Our time in Germany ended with a lecture at the Free University of Berlin, an institution that was founded for the purpose of enabling students from the US to study in Berlin, with the term schedule and language they're accustomed to. The professors spent a good amount of time "selling" the opportunity to spend a semester studying abroad in Berlin, and I will say that if I wasn't graduating this Spring, I would have given it serious consideration.
What I saw of Berlin made me fascinated, but not alienated. Even after less than a week, all of us who stayed could really feel comfortable in the city, and from looking around, I could see that there was a significant expatriate presence in Berlin. I'd already started to pick up a little German by staying, and time and effort could give me enough to communicate.

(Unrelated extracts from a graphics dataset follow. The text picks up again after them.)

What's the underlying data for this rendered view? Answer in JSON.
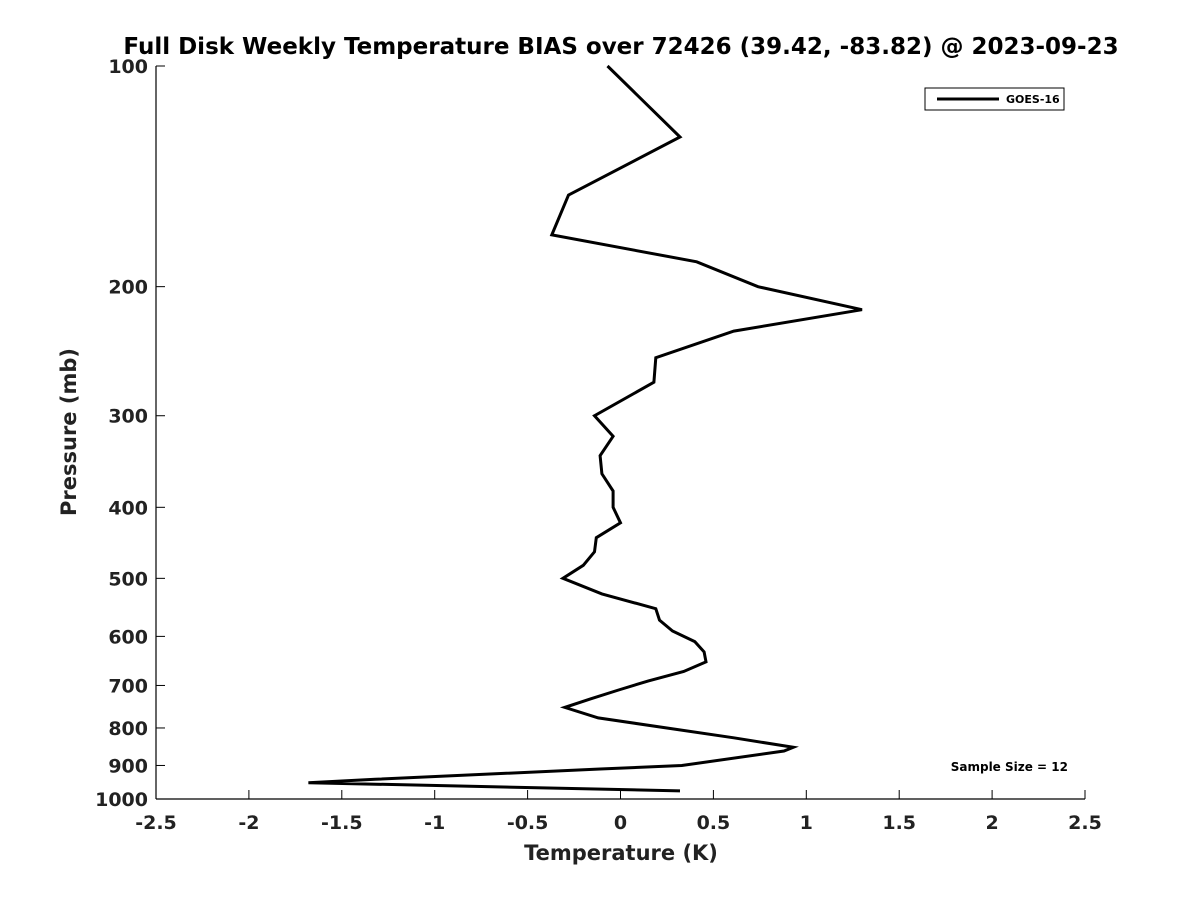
{
  "chart_data": {
    "type": "line",
    "title": "Full Disk Weekly Temperature BIAS over 72426 (39.42, -83.82) @ 2023-09-23",
    "xlabel": "Temperature (K)",
    "ylabel": "Pressure (mb)",
    "xlim": [
      -2.5,
      2.5
    ],
    "ylim": [
      100,
      1000
    ],
    "yscale": "log",
    "yreversed": true,
    "grid": false,
    "legend_position": "top-right",
    "x_ticks": [
      -2.5,
      -2,
      -1.5,
      -1,
      -0.5,
      0,
      0.5,
      1,
      1.5,
      2,
      2.5
    ],
    "x_tick_labels": [
      "-2.5",
      "-2",
      "-1.5",
      "-1",
      "-0.5",
      "0",
      "0.5",
      "1",
      "1.5",
      "2",
      "2.5"
    ],
    "y_ticks": [
      100,
      200,
      300,
      400,
      500,
      600,
      700,
      800,
      900,
      1000
    ],
    "y_tick_labels": [
      "100",
      "200",
      "300",
      "400",
      "500",
      "600",
      "700",
      "800",
      "900",
      "1000"
    ],
    "series": [
      {
        "name": "GOES-16",
        "color": "#000000",
        "points": [
          {
            "x": -0.07,
            "p": 100
          },
          {
            "x": 0.32,
            "p": 125
          },
          {
            "x": -0.28,
            "p": 150
          },
          {
            "x": -0.37,
            "p": 170
          },
          {
            "x": 0.41,
            "p": 185
          },
          {
            "x": 0.74,
            "p": 200
          },
          {
            "x": 1.3,
            "p": 215
          },
          {
            "x": 0.61,
            "p": 230
          },
          {
            "x": 0.19,
            "p": 250
          },
          {
            "x": 0.18,
            "p": 270
          },
          {
            "x": -0.14,
            "p": 300
          },
          {
            "x": -0.04,
            "p": 320
          },
          {
            "x": -0.11,
            "p": 340
          },
          {
            "x": -0.1,
            "p": 360
          },
          {
            "x": -0.04,
            "p": 380
          },
          {
            "x": -0.04,
            "p": 400
          },
          {
            "x": 0.0,
            "p": 420
          },
          {
            "x": -0.13,
            "p": 440
          },
          {
            "x": -0.14,
            "p": 460
          },
          {
            "x": -0.2,
            "p": 480
          },
          {
            "x": -0.31,
            "p": 500
          },
          {
            "x": -0.1,
            "p": 525
          },
          {
            "x": 0.19,
            "p": 550
          },
          {
            "x": 0.21,
            "p": 570
          },
          {
            "x": 0.28,
            "p": 590
          },
          {
            "x": 0.4,
            "p": 610
          },
          {
            "x": 0.45,
            "p": 630
          },
          {
            "x": 0.46,
            "p": 650
          },
          {
            "x": 0.34,
            "p": 670
          },
          {
            "x": 0.15,
            "p": 690
          },
          {
            "x": -0.01,
            "p": 710
          },
          {
            "x": -0.16,
            "p": 730
          },
          {
            "x": -0.3,
            "p": 750
          },
          {
            "x": -0.12,
            "p": 775
          },
          {
            "x": 0.61,
            "p": 825
          },
          {
            "x": 0.93,
            "p": 850
          },
          {
            "x": 0.88,
            "p": 860
          },
          {
            "x": 0.33,
            "p": 900
          },
          {
            "x": -0.11,
            "p": 910
          },
          {
            "x": -1.32,
            "p": 940
          },
          {
            "x": -1.68,
            "p": 950
          },
          {
            "x": 0.32,
            "p": 975
          }
        ]
      }
    ],
    "annotations": [
      {
        "text": "Sample Size = 12",
        "position": "bottom-right"
      }
    ]
  }
}
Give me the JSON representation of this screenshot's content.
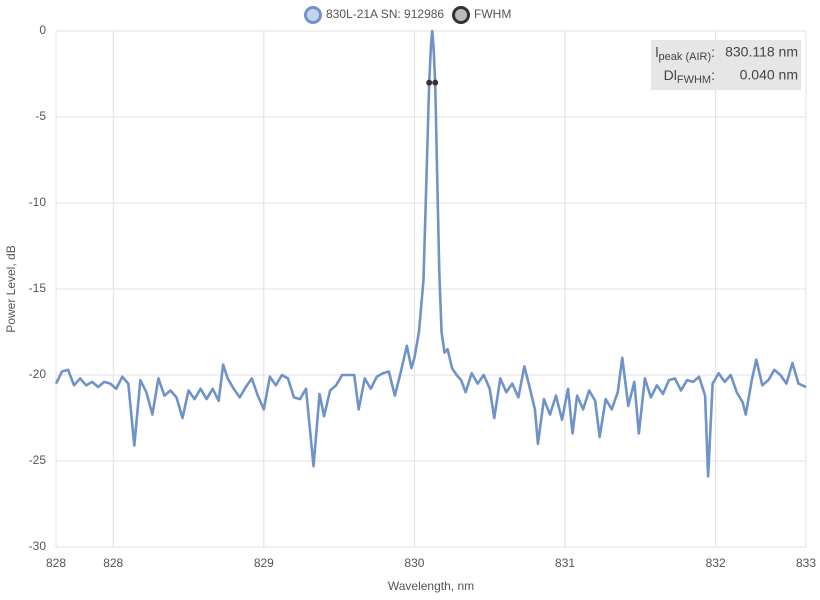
{
  "chart_data": {
    "type": "line",
    "x_label": "Wavelength, nm",
    "y_label": "Power Level, dB",
    "xlim": [
      827.62,
      832.6
    ],
    "xticks": [
      {
        "value": 827.62,
        "label": "828"
      },
      {
        "value": 828,
        "label": "828"
      },
      {
        "value": 829,
        "label": "829"
      },
      {
        "value": 830,
        "label": "830"
      },
      {
        "value": 831,
        "label": "831"
      },
      {
        "value": 832,
        "label": "832"
      },
      {
        "value": 832.6,
        "label": "833"
      }
    ],
    "ylim": [
      -30,
      0
    ],
    "yticks": [
      0,
      -5,
      -10,
      -15,
      -20,
      -25,
      -30
    ],
    "grid": true,
    "legend": "top",
    "x": [
      827.62,
      827.66,
      827.7,
      827.74,
      827.78,
      827.82,
      827.86,
      827.9,
      827.94,
      827.98,
      828.02,
      828.06,
      828.1,
      828.14,
      828.18,
      828.22,
      828.26,
      828.3,
      828.34,
      828.38,
      828.42,
      828.46,
      828.5,
      828.54,
      828.58,
      828.62,
      828.66,
      828.7,
      828.73,
      828.76,
      828.8,
      828.84,
      828.88,
      828.92,
      828.96,
      829.0,
      829.04,
      829.08,
      829.12,
      829.16,
      829.2,
      829.24,
      829.28,
      829.33,
      829.37,
      829.4,
      829.44,
      829.48,
      829.52,
      829.56,
      829.6,
      829.63,
      829.67,
      829.71,
      829.75,
      829.79,
      829.83,
      829.87,
      829.91,
      829.95,
      829.98,
      830.0,
      830.03,
      830.06,
      830.08,
      830.098,
      830.11,
      830.118,
      830.126,
      830.138,
      830.15,
      830.165,
      830.18,
      830.2,
      830.22,
      830.25,
      830.28,
      830.31,
      830.34,
      830.38,
      830.42,
      830.46,
      830.5,
      830.53,
      830.57,
      830.61,
      830.65,
      830.69,
      830.73,
      830.77,
      830.8,
      830.82,
      830.86,
      830.9,
      830.94,
      830.98,
      831.02,
      831.05,
      831.08,
      831.12,
      831.16,
      831.2,
      831.23,
      831.27,
      831.31,
      831.35,
      831.38,
      831.42,
      831.46,
      831.49,
      831.53,
      831.57,
      831.61,
      831.65,
      831.69,
      831.73,
      831.77,
      831.81,
      831.85,
      831.89,
      831.93,
      831.95,
      831.98,
      832.02,
      832.06,
      832.1,
      832.14,
      832.18,
      832.2,
      832.24,
      832.27,
      832.31,
      832.35,
      832.39,
      832.43,
      832.47,
      832.51,
      832.55,
      832.6
    ],
    "series": [
      {
        "name": "830L-21A SN: 912986",
        "color": "#6f93c9",
        "values": [
          -20.5,
          -19.8,
          -19.7,
          -20.6,
          -20.2,
          -20.6,
          -20.4,
          -20.7,
          -20.4,
          -20.5,
          -20.8,
          -20.1,
          -20.5,
          -24.1,
          -20.3,
          -21.0,
          -22.3,
          -20.2,
          -21.2,
          -20.9,
          -21.3,
          -22.5,
          -20.9,
          -21.4,
          -20.8,
          -21.4,
          -20.8,
          -21.5,
          -19.4,
          -20.2,
          -20.8,
          -21.3,
          -20.7,
          -20.2,
          -21.2,
          -22.0,
          -20.1,
          -20.6,
          -20.0,
          -20.2,
          -21.3,
          -21.4,
          -20.8,
          -25.3,
          -21.1,
          -22.4,
          -20.9,
          -20.6,
          -20.0,
          -20.0,
          -20.0,
          -22.0,
          -20.2,
          -20.8,
          -20.1,
          -19.9,
          -19.8,
          -21.2,
          -19.8,
          -18.3,
          -19.6,
          -19.0,
          -17.5,
          -14.5,
          -8.5,
          -3.0,
          -0.8,
          0,
          -0.8,
          -3.0,
          -8.0,
          -14.0,
          -17.5,
          -18.7,
          -18.5,
          -19.6,
          -20.0,
          -20.3,
          -21.0,
          -19.9,
          -20.5,
          -20.0,
          -20.8,
          -22.5,
          -20.2,
          -21.0,
          -20.5,
          -21.3,
          -19.5,
          -20.9,
          -22.0,
          -24.0,
          -21.4,
          -22.3,
          -21.2,
          -22.6,
          -20.8,
          -23.4,
          -21.2,
          -22.0,
          -20.9,
          -21.5,
          -23.6,
          -21.4,
          -22.0,
          -21.0,
          -19.0,
          -21.8,
          -20.4,
          -23.4,
          -20.2,
          -21.3,
          -20.6,
          -21.1,
          -20.3,
          -20.2,
          -20.9,
          -20.3,
          -20.4,
          -20.1,
          -21.2,
          -25.9,
          -20.5,
          -19.9,
          -20.4,
          -20.0,
          -21.0,
          -21.6,
          -22.3,
          -20.3,
          -19.1,
          -20.6,
          -20.3,
          -19.7,
          -20.0,
          -20.5,
          -19.3,
          -20.5,
          -20.7
        ]
      },
      {
        "name": "FWHM",
        "color": "#333333",
        "x": [
          830.098,
          830.138
        ],
        "values": [
          -3.0,
          -3.0
        ]
      }
    ],
    "annotations": [
      {
        "symbol": "l",
        "subscript": "peak (AIR)",
        "suffix": ":",
        "value": "830.118 nm"
      },
      {
        "symbol": "Dl",
        "subscript": "FWHM",
        "suffix": ":",
        "value": "0.040 nm"
      }
    ]
  }
}
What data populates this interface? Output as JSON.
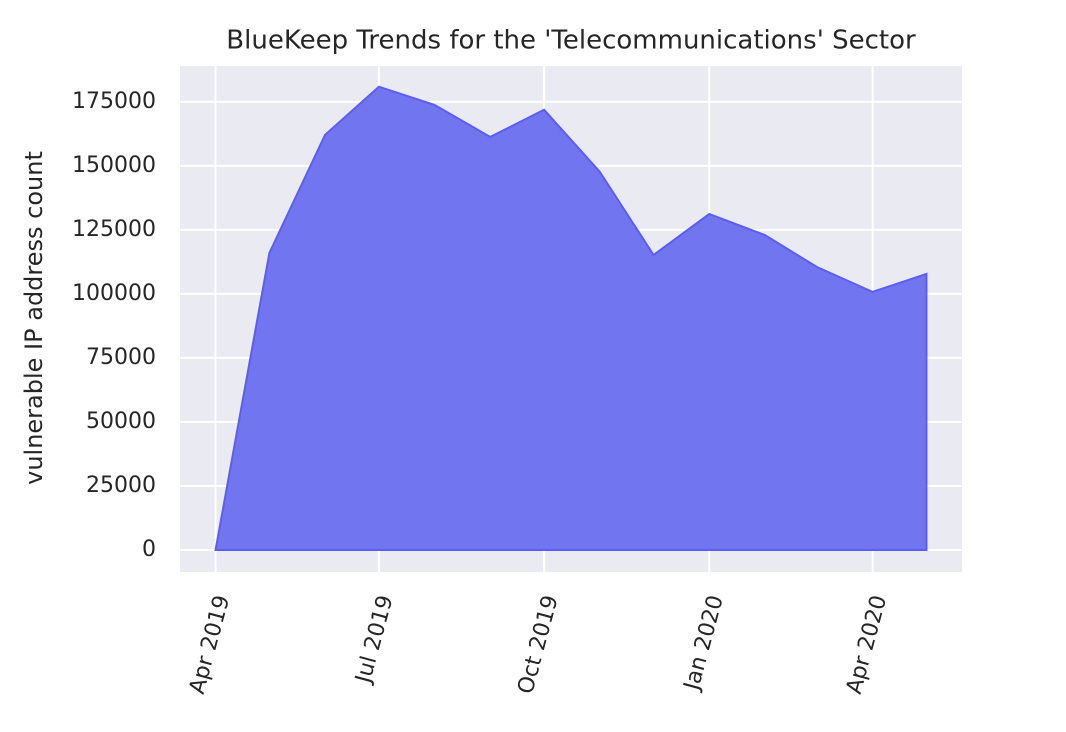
{
  "chart_data": {
    "type": "area",
    "title": "BlueKeep Trends for the 'Telecommunications' Sector",
    "y_label": "vulnerable IP address count",
    "x": [
      "2019-04",
      "2019-05",
      "2019-06",
      "2019-07",
      "2019-08",
      "2019-09",
      "2019-10",
      "2019-11",
      "2019-12",
      "2020-01",
      "2020-02",
      "2020-03",
      "2020-04",
      "2020-05"
    ],
    "values": [
      0,
      116000,
      162100,
      180900,
      173800,
      161300,
      171900,
      147700,
      115200,
      131200,
      123000,
      110500,
      100800,
      107800
    ],
    "color": "#7176f0",
    "edge_color": "#5a5ef2",
    "ylim": [
      -8600,
      189000
    ],
    "yticks": [
      0,
      25000,
      50000,
      75000,
      100000,
      125000,
      150000,
      175000
    ],
    "xticks": [
      {
        "value": "2019-04",
        "label": "Apr 2019"
      },
      {
        "value": "2019-07",
        "label": "Jul 2019"
      },
      {
        "value": "2019-10",
        "label": "Oct 2019"
      },
      {
        "value": "2020-01",
        "label": "Jan 2020"
      },
      {
        "value": "2020-04",
        "label": "Apr 2020"
      }
    ],
    "grid": true
  }
}
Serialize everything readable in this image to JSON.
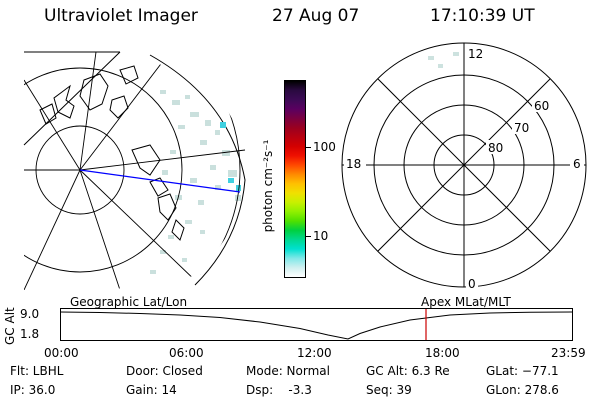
{
  "header": {
    "instrument": "Ultraviolet Imager",
    "date": "27 Aug 07",
    "time": "17:10:39 UT"
  },
  "geo_panel": {
    "label": "Geographic Lat/Lon",
    "map": "geographic-map-with-coastlines"
  },
  "colorbar": {
    "unit_label": "photon cm⁻²s⁻¹",
    "ticks": [
      "100",
      "10"
    ],
    "colors": [
      "#000000",
      "#2a0a40",
      "#3c0a55",
      "#5a0060",
      "#7a0040",
      "#9a0020",
      "#b80010",
      "#d40000",
      "#ef1000",
      "#ff4800",
      "#ff8a00",
      "#ffc000",
      "#f0e000",
      "#c8f000",
      "#90f000",
      "#50e000",
      "#00d040",
      "#00d890",
      "#00e0d0",
      "#80e8e8",
      "#d0f0f0",
      "#ffffff"
    ]
  },
  "polar_panel": {
    "label": "Apex MLat/MLT",
    "mlt_labels": {
      "top": "12",
      "left": "18",
      "right": "6",
      "bottom": "0"
    },
    "lat_labels": [
      "60",
      "70",
      "80"
    ]
  },
  "altitude_plot": {
    "ylabel": "GC Alt",
    "yticks": [
      "9.0",
      "1.8"
    ],
    "time_labels": [
      "00:00",
      "06:00",
      "12:00",
      "18:00",
      "23:59"
    ],
    "marker_time": "17:10:39"
  },
  "status": {
    "flt": "Flt: LBHL",
    "ip": "IP: 36.0",
    "door": "Door: Closed",
    "gain": "Gain: 14",
    "mode": "Mode: Normal",
    "dsp": "Dsp:    -3.3",
    "gc_alt": "GC Alt: 6.3 Re",
    "seq": "Seq: 39",
    "glat": "GLat: −77.1",
    "glon": "GLon: 278.6"
  }
}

When I try to figure out why I felt that I could live an extended time away from my home country in that city, I believe it is the cosmopolitan atmosphere of Berlin, which it holds common with, say, New York. True, there is enough of the city to make it "German," though it isn't like anywhere else in Germany. In fact, the large foreign presence that the city has had, especially in the latter half of the 20th century, has probably the most to do with its modern atmosphere.
In any case, it is a place I would go to again, for a much longer stay, if the opportunities were right.
After a night train ride, we're all now in Budapest (on the Pesht side, to be exact). Already I can feel a bit of a difference in the atmosphere. Like Berlin, Budapest had to rebuild most of itself after WWII, but it was rebuilt more according to what was there already, rather than demolishing entire city blocks to modernize them, like Berlin. True, there are some attempts to build newer-looking structures, but overall there's a more "Hungarian" look to the place, which I think it really quite beautiful, though I'm not as sure that I'd like to live here.